In reality, art is not reducible to its themes. If it were, there'd be no need for it: once you believed the right things you could give up on art.

The levels of complexity present even in the dullest work of art are impenetrable to these folks (or they pretend they are. Ask them about some murdercentric media they like and they're suddenly Roland fucking Barthes). To take only the example near to hand--Star Wars was envisioned by Lucas (and seen by many of his generation) as a pro-Viet Cong allegory of the Vietnam War and by later film critics as a film whose stylistic choices alone (big budget epic heroic fantasy) undermined this subversive message and then by still later critics and Occupy activists as a film whose stylistic choices (bricolage and diversity=good guys, cleanliness and corporate uniformity=bad guys) reinforced a leftist message but then so wait gun control and on and on...
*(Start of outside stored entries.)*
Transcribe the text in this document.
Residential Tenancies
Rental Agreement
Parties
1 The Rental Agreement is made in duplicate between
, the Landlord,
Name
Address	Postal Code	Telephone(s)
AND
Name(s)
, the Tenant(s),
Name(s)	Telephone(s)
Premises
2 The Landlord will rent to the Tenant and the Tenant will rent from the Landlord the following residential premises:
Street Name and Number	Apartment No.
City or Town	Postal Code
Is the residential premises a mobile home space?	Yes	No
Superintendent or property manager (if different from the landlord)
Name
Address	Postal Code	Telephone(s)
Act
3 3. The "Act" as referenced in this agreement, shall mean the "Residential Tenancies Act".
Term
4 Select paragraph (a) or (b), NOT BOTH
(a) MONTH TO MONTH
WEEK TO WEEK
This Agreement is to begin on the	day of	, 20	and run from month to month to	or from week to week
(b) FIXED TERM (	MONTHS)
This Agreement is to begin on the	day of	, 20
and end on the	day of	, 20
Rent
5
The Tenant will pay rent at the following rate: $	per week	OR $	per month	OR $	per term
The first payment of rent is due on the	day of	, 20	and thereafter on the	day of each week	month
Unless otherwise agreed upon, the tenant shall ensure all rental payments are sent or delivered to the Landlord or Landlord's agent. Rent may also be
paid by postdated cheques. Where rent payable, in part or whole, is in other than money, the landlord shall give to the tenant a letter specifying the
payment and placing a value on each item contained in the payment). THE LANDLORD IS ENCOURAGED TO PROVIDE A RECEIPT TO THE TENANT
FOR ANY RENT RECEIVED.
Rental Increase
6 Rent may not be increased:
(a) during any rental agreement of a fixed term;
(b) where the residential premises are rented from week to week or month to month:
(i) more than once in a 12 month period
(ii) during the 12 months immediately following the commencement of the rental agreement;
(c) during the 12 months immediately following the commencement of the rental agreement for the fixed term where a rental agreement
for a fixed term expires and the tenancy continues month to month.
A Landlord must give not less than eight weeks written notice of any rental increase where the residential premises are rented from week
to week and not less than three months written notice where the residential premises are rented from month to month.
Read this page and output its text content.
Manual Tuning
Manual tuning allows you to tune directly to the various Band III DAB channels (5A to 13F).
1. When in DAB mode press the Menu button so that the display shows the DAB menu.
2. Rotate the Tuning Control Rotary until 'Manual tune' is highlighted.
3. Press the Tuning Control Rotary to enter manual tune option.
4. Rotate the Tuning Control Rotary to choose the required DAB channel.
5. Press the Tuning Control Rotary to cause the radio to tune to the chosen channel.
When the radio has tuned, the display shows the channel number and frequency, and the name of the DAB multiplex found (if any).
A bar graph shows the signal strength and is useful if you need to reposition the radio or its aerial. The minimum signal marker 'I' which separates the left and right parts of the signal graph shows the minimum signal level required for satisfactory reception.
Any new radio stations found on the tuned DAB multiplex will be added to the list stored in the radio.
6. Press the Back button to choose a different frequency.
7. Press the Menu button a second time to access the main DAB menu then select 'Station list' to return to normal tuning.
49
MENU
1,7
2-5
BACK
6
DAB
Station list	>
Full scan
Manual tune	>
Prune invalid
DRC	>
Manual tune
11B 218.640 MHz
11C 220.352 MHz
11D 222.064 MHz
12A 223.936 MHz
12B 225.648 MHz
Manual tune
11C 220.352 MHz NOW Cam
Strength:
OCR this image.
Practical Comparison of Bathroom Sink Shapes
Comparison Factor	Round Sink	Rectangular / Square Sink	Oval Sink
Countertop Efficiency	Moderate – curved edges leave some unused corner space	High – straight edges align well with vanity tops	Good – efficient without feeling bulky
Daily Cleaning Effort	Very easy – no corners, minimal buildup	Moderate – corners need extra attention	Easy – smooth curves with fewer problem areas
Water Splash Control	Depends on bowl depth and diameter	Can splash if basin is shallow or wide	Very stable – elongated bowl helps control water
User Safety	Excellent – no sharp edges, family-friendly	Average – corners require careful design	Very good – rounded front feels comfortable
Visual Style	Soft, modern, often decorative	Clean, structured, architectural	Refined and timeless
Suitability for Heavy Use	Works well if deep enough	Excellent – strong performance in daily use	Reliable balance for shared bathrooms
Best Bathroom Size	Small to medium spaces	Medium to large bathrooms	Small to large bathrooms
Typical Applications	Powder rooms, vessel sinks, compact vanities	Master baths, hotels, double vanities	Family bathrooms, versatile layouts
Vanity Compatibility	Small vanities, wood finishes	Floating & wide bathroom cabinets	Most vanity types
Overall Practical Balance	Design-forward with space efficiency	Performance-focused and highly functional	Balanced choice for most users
They're all wrong (the only consistent message Star Wars has been proven to have sent en masse to the public is "more Star Wars and more things like Star Wars") but at least they saw it before spouting off. 
"Awmm soopuw ekthighted about the Wight Wing Powuw Fantasy"
It goes without saying the messages people take from Star Wars are manifold not because Star Wars is such a many-splendored thing but just because it's a thing at all. Experience isn't simple and the way the world's 6 billion humans process any two hours worth of made-up stuff is even less simple. My point is an interpretation by someone who hasn't experienced a thing--or, more generally and extending to people besides David Hill--topical broadbrush criticisms that could have been made by someone who hadn't even experienced the thing are a fucking pox.

If the thing someone says about the thing could've been said about the Netflix blurb of the thing, the thing they said isn't smart, and they aren't smart, and they make the conversation worse and slower and everybody should start ignoring them.
Mandy with her tie fighters. As a disabled bi feminist immigrant sex worker,
she's obviously in it for the right wing power fantasy.

You can pretty much cherrypick anything until it sounds like shit if you want. I could say David Hill's beloved Vampire is basically about pretending you're better than everyone else because you're a sexual predator (or folkloric and metaphoric interpretation thereof). But I wouldn't because I realize that would be stupid and shitty and reductive and, if you think of games as important or the people who create them and enjoy them (for a wide variety of legit reasons I can't even begin to catalogue) as real humans--profoundly unempathic. People like what you don't like and you don't know why and you're too scared to go outside of your tinkertoy vision of what's wrong with the world and to enter someone else's head long enough to find out.
Chicken Little Criticism needs to stop and the people who promote it need to stop being supported by the RPG community in any way. You don't get better games or better gamers by accusing your fellow humans of making or loving fascism based on a TL;DR.

Those people who worked on that thing? They're people. They deserve an "innocent until proven guilty" just like everyone else--if you want to claim they're so stupid that you know more about what their art says to people than they do, you need to do better than "Well that's what I heard!".